# geometry problem: find the lengths of DB, AE, and DE

#### -Fred151-

##### New member
This one is from Geometry by Harold R. Jacobs, page 638 numbers 58 through 60.

http://img146.imageshack.us/img146/8895 ... lemkl4.png

Black and blue were part of the image in the book; red is my assumtions so far. I'm not sure if F is useful or not.

I'm supposed to find the lengths of DB, AE, and DE.

#### pka

##### Elite Member

What is the complete information set given with the problem?

Staff member

#### -Fred151-

##### New member
Look at the unedited image.

#### stapel

##### Super Moderator
Staff member
-Fred151- said:
Look at the unedited image.
Since the "unedited" image includes hand-drawn bits, it isn't likely the image from the book. Also, the image does not include any instructions; were it the actual exercise, you would have had no idea what you needed to do. So you must have been provided with something else.

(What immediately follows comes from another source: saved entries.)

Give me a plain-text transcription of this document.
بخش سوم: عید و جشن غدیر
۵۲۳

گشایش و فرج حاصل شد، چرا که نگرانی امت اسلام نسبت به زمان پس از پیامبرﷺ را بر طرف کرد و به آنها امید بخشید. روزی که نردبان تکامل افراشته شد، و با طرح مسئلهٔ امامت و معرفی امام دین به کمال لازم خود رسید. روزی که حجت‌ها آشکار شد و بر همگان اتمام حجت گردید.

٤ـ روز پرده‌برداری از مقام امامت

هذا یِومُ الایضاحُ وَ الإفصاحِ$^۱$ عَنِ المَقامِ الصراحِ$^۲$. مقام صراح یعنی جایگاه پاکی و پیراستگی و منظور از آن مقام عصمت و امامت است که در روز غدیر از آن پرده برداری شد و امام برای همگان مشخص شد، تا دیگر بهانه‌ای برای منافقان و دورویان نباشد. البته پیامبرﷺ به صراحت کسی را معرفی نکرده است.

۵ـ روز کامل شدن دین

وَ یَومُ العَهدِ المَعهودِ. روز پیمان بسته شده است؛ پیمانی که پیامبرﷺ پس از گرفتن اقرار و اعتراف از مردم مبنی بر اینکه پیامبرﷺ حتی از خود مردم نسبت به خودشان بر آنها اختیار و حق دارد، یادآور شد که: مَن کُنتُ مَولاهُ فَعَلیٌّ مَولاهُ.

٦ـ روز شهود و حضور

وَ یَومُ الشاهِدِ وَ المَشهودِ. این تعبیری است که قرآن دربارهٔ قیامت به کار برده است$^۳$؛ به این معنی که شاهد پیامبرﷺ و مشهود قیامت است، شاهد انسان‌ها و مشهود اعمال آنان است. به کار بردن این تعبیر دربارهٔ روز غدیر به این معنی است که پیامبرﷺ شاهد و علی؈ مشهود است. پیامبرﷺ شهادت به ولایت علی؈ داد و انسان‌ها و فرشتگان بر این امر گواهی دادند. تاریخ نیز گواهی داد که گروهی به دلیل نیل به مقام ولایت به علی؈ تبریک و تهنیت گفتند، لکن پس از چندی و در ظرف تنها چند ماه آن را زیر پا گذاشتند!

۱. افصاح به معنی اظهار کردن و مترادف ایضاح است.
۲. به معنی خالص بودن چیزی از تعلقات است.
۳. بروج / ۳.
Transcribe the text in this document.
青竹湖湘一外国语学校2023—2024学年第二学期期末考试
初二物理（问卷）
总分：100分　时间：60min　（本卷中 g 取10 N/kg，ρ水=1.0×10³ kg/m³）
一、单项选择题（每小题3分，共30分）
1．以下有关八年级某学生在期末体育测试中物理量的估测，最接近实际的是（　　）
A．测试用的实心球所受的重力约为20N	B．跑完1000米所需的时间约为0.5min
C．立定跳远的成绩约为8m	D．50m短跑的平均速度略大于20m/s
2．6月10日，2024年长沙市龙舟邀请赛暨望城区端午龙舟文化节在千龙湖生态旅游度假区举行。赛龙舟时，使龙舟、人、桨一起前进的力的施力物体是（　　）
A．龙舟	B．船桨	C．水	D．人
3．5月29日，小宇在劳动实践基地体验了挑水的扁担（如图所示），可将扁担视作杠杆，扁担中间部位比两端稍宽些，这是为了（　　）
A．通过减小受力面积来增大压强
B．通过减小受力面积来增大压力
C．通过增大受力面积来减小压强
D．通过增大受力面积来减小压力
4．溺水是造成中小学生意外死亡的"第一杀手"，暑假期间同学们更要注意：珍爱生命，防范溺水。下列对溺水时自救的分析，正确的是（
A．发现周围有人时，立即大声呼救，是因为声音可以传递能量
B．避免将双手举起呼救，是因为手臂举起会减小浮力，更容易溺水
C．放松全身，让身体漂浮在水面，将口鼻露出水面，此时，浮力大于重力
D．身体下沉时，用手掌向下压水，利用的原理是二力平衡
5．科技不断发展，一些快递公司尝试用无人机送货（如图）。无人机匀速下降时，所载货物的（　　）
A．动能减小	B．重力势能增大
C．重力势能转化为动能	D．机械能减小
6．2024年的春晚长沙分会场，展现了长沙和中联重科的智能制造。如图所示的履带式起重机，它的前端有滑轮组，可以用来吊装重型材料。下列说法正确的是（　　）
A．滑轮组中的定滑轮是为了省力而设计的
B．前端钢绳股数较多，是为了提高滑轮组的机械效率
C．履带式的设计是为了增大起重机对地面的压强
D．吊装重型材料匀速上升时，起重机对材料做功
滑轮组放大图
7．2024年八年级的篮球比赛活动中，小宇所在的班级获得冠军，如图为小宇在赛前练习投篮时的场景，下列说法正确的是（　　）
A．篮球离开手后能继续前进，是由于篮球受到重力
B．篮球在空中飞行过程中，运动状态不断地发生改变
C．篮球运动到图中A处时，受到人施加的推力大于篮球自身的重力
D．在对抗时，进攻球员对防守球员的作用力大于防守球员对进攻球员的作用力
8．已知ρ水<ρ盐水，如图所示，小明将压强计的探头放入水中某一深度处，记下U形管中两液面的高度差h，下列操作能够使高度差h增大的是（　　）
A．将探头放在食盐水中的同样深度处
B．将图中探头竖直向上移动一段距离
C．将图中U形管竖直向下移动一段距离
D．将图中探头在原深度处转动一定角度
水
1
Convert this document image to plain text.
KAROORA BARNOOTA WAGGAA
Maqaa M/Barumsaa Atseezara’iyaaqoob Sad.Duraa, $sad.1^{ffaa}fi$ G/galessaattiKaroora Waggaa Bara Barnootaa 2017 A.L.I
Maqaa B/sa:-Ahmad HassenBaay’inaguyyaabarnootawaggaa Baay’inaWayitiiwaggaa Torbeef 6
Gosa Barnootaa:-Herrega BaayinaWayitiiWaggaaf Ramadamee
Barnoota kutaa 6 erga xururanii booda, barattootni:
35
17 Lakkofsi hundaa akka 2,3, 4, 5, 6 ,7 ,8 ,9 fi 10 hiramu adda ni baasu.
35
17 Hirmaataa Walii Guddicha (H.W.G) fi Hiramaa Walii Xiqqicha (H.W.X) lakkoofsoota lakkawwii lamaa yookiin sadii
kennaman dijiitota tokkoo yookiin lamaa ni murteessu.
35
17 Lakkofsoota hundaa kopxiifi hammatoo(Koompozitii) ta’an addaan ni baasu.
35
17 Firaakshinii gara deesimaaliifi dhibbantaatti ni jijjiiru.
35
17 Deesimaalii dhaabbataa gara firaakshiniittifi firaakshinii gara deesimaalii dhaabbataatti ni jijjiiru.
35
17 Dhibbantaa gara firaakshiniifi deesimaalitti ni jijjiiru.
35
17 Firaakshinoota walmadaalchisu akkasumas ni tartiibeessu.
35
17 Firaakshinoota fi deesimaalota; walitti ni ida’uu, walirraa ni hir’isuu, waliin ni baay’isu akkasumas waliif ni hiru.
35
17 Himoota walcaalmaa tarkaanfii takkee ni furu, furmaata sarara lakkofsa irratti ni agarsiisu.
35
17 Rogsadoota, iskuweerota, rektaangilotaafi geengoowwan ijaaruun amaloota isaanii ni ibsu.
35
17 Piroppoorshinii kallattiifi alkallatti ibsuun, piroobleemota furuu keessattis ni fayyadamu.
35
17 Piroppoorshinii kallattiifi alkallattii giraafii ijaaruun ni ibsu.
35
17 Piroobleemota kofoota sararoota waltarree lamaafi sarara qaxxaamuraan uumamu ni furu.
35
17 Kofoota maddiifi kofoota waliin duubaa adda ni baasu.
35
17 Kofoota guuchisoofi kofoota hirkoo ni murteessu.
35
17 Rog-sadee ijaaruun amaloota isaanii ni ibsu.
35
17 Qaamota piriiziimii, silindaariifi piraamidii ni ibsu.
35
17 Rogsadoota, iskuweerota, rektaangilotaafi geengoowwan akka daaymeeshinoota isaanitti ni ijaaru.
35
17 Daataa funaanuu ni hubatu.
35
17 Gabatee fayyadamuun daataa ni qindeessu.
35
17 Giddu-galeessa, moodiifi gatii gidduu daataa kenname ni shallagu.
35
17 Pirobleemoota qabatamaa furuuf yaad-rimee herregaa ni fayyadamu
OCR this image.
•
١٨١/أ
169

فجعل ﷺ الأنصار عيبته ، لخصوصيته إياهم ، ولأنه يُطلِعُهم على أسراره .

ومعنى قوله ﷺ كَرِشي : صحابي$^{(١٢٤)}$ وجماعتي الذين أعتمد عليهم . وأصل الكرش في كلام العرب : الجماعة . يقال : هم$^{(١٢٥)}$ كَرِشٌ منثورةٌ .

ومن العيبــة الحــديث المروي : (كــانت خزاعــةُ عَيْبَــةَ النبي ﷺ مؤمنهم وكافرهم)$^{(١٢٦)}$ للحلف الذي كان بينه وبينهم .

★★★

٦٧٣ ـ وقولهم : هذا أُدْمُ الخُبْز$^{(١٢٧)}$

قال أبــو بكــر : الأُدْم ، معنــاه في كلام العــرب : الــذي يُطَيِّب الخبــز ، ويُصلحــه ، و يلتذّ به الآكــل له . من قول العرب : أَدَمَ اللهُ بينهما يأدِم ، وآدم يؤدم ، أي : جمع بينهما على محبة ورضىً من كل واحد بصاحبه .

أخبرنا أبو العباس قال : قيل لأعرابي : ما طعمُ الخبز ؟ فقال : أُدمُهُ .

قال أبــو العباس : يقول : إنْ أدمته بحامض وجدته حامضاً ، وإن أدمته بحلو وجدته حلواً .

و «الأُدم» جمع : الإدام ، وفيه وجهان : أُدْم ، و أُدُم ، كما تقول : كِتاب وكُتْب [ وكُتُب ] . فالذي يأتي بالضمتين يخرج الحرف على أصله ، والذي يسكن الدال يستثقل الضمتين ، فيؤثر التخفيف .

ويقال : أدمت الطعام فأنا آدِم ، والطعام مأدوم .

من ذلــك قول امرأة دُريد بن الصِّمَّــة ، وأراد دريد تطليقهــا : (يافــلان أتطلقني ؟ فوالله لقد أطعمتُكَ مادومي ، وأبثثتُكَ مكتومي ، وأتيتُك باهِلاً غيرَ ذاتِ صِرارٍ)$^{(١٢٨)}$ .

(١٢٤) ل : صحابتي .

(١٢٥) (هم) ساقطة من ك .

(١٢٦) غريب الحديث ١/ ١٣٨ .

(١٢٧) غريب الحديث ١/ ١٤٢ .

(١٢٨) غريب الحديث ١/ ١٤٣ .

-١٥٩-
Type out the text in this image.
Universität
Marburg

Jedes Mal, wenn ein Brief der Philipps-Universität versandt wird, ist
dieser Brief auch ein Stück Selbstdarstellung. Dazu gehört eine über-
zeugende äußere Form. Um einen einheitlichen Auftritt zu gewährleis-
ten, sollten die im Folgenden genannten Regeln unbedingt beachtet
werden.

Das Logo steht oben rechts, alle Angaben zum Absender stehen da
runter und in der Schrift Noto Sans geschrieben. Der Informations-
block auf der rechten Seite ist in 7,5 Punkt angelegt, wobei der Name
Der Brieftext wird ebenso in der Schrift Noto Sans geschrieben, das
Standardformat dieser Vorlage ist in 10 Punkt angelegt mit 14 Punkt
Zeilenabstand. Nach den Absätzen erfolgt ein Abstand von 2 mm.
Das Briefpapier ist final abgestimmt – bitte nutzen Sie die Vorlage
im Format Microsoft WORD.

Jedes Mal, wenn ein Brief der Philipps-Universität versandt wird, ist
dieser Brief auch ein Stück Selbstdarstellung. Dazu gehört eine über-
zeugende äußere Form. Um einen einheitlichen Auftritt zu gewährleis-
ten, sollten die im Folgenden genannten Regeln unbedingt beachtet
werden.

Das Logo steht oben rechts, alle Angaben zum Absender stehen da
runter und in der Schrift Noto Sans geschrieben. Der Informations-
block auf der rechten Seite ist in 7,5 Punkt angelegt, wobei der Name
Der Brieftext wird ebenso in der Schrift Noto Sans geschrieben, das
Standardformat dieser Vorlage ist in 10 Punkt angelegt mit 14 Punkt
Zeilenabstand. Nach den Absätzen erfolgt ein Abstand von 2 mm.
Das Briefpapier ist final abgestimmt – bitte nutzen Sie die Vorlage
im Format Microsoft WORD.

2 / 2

Please reply with the full and complete text of the exercise as it was provided to you. Thank you.

Eliz.

#### -Fred151-

##### New member
Exact words:

"In [triangle]ABC, [fay]AD bisects [angle]CAB and [line]DA[is parallel to][line]CA; AC = 8, CK = 6, and AB = 12."

I have no scanner.

#### galactus

##### Super Moderator
Staff member
It would appear $$\displaystyle {\Delta}DBA$$ is isosceles. Ergo, DB=12.

#### Denis

##### Senior Member
Disagree galactus; DB = 9, AE = 4 4/5, DE = 4 4/5

Fred, add line DF parallel to AB, F on AC;
that gives you parallelogram AEDF, with all sides equal;
triangle CDF is similar to triangle ABC, so is triangle DBE;
from that, BC easily calculated to equal 15, then sides of AEDF to equal 4 4/5.

Draw your diagram more to scale: angle B = ~32, angle A = ~95;
then it'll be easier to "see" your way through the calculations...

#### galactus

##### Super Moderator
Staff member
Denis said:
Disagree galactus;
No!, I'm right!..... (I am putting my fingers in my ears and humming real loud) :lol: :wink: